Unfortunately, since I last put on that moon suit, our environmental challenges have only mounted.  Climate change, barely discussed in my college days except for a lone atmospheric chemistry class I took in grad school, is now the defining issue of our time[2].  If we don’t deal with it urgently, all of the other challenges we face as a society are moot.  It’s as simple as that.   It will take a lot of financial capital, technical know- how, and high conviction investment strategies.  Not just divestment from oil and gas companies, but investment in solutions— in companies that are making a positive contribution to the restoration of the environment.  That’s why I joined the Advisory Board of Terra Alpha.  Tim Dunn and the excellent team at Terra Alpha are the closest thing to superheroes for the planet that I’ve come across. They don’t don moon suits to go to work, but they wield powerful research and analytics to determine the eco-efficiency and resiliency of public corporations.  They invest in those companies that are making a positive difference, and they do it in a way that can scale, because most investors still have the majority of their investments in public equities as an asset class.  Terra Alpha is finance for good, for the good of all.  
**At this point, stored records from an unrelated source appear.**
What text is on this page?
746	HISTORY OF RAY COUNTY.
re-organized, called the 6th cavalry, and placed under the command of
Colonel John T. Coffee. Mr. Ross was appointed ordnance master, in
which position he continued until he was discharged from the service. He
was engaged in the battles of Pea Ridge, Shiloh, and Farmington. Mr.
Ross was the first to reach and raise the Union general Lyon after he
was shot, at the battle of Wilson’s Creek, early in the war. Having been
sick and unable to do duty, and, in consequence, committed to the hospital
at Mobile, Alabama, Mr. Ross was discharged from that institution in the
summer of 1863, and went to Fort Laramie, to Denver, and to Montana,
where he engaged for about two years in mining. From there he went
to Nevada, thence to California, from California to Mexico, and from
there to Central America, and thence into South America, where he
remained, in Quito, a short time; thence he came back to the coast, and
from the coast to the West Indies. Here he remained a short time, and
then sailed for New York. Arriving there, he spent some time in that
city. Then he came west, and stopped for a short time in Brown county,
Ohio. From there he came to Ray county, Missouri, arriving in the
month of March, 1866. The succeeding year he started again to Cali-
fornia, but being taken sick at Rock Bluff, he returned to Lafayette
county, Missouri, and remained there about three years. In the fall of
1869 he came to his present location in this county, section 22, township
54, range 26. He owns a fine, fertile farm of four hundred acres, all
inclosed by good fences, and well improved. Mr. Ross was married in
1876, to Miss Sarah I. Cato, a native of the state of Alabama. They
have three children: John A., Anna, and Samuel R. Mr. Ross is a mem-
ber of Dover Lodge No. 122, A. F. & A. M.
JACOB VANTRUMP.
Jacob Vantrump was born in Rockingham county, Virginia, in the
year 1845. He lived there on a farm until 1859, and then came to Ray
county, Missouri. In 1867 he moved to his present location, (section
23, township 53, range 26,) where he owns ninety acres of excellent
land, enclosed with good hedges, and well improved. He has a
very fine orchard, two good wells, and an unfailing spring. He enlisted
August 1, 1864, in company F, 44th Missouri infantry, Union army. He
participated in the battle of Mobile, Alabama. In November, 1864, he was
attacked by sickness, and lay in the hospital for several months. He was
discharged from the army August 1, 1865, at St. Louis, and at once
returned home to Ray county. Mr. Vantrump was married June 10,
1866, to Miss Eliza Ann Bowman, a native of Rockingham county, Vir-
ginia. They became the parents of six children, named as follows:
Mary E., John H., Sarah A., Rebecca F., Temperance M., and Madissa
I’m proud to be working with this talented investment team that is grounded in evidence, informed by science, and has such a unique and caring perspective on our planet – this fragile, unique, blue planet that we call home.  It’s probably no coincidence that many of my fellow advisory board members are actual rocket scientists.  There’s something about donning a moon suit that makes you appreciate your connection to this earth- or at least not take it for granted.


[1] The Sustainability Accounting Standards Board, the non-profit standards setting organization that I founded in 2011.  SASB seeks to standardize environmental information such that investors can direct capital to more sustainable outcomes.